La première spécificité du scénario, c’est ce double point de vue : d’un côté, on suit la jeune Dorothy (Manon Capelle), qui comme celle du Magicien d’Oz cherche à retrouver ce qui lui manque, de l’autre, Paul Daens, ce détective moralement mal en point après le décès de son père dont il occupe à nouveau la maison après une vie conjugale en Angleterre. Paul sait, lui, qu’il est le père de Dorothy, et c’est parce qu’il l’épie en rêvant de créer un lien avec cette enfant élevée loin de lui qu’il se fait repérer de la jeune fille. Le voilà dans la délicate situation de l’aider dans son enquête, dont il détient en fait la clé. Mais comment dire à Dorothy qu’il est celui qu’elle recherche, alors que la mère de l’adolescente (Anne Coesens) s’y oppose fermement, menaçant de mêler la justice à l’affaire ?

C’est un départ de comédie, cette identité cachée, et cette relation étrange mais non dénuée de tendresse qui s’initie entre la jeune fille un peu perdue et ce type ténébreux et solitaire, qui ne fréquente que les piliers du bar où il vient noyer ses problèmes et son cousin, un type pas très futé et souvent gênant. Et puis ce métier de détective, c’est une sorte de deus ex machina bien pratique pour résoudre tous les mystères, dans un temps record par toujours réaliste, et c’est d’ailleurs le principal reproche qu’on pourrait faire au film, celui d’utiliser un peu trop allègrement ce joker, notamment dans sa deuxième partie.

Car peu à peu, on vire vers le drame, à mesure que le mystère s’épaissit. Et si finalement aucun des adultes n’en savait autant qu’il ne le laissait à penser sur le sujet ? Plus l’intrigue avance, plus les pistes s’évaporent et plus l’image s’assombrit, reflétant l’état des protagonistes de plus en plus suffoqués par le manque de réponses et de repères. Tout le casting est remarquable de justesse, la jeune Manon Capelle en ado que le secret ronge, Anne Coesens en mère qui a voulu la vie de famille la plus lisse et stable pour effacer le péché originel, et Bouli Lanners avec son mélange parfait de rugosité et de douceur.

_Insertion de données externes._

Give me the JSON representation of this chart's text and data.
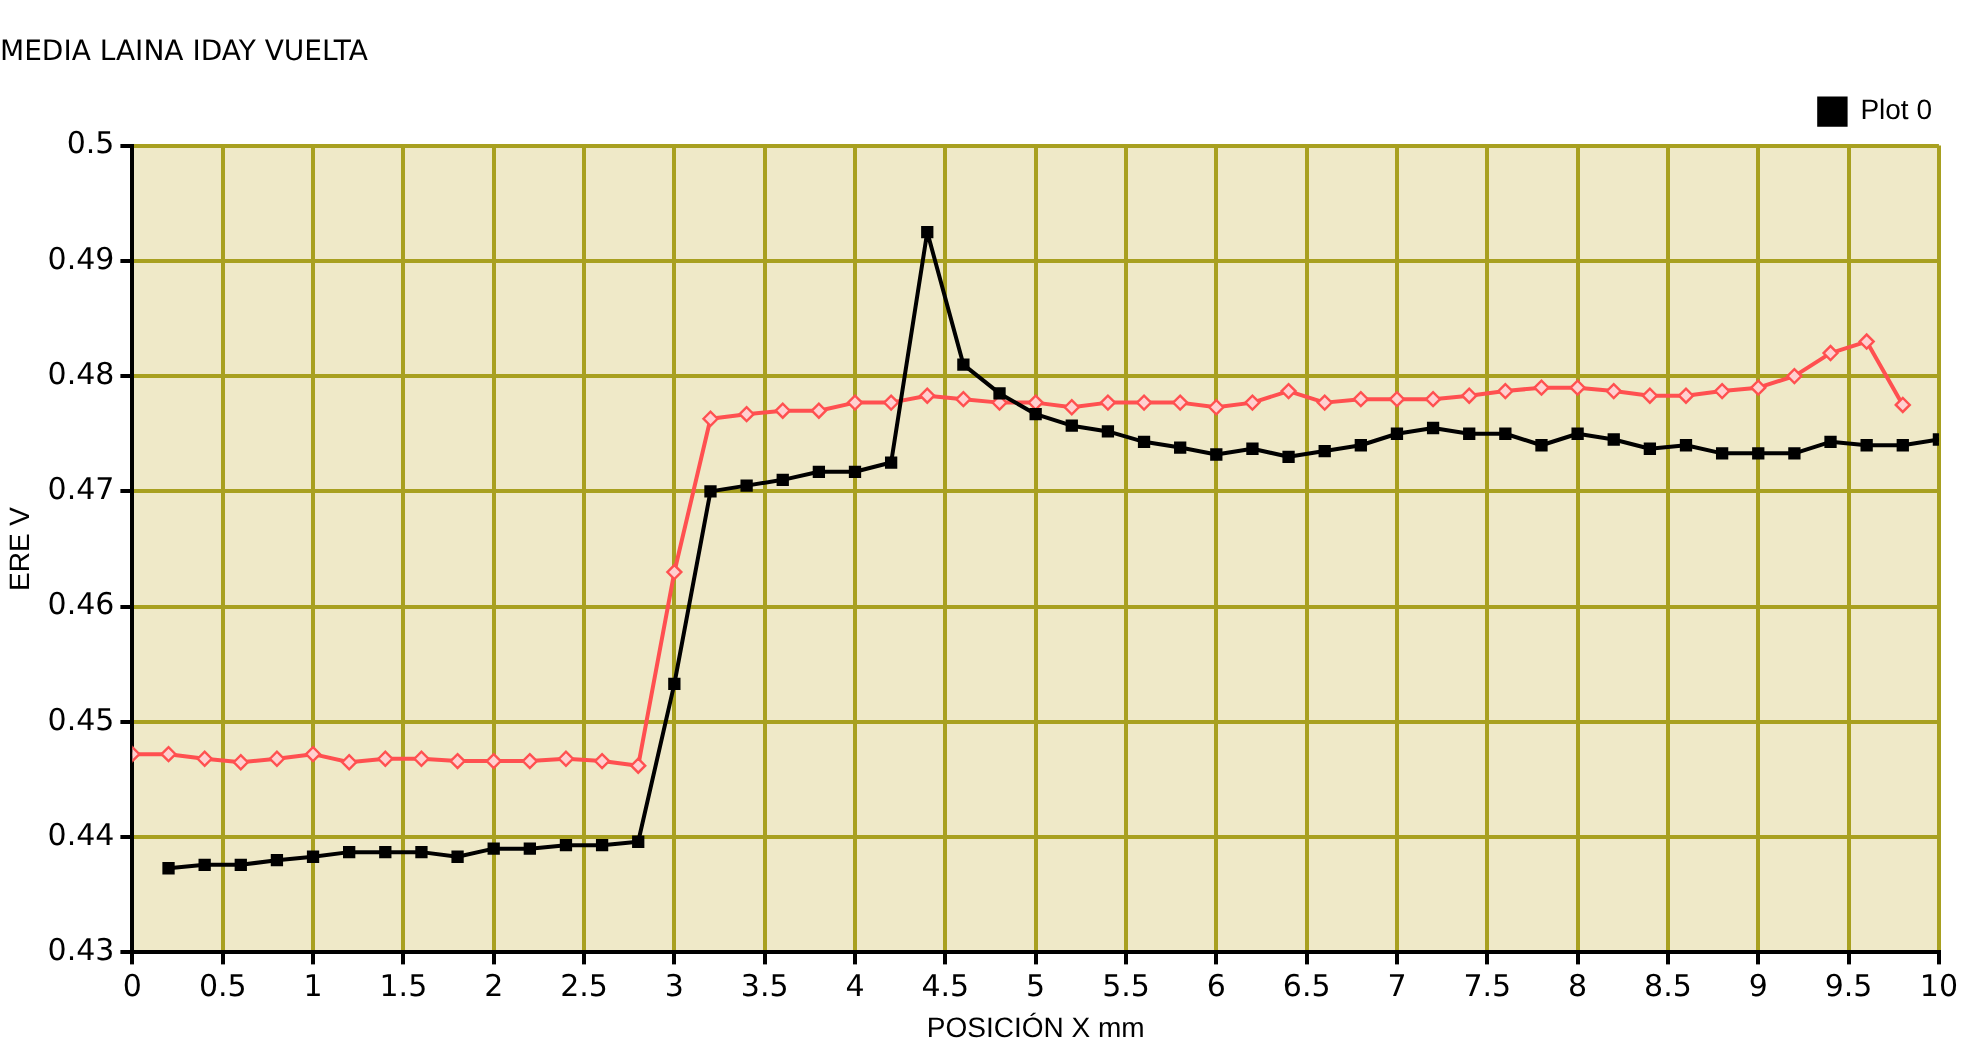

Avec une certaine sobriété, Tous les chats sont gris révèle le terrible danger pour une jeune femme des fêtes alcoolisées dans une société malveillante, et la métaphore des déguisements souligne le postulat du titre : quand on perd la conscience, tous les hommes deviennent de potentiels loups prêts à profiter de l’occasion, de la fameuse « zone grise ». Et il n’y a pas toujours un Sherlock pour assurer protection.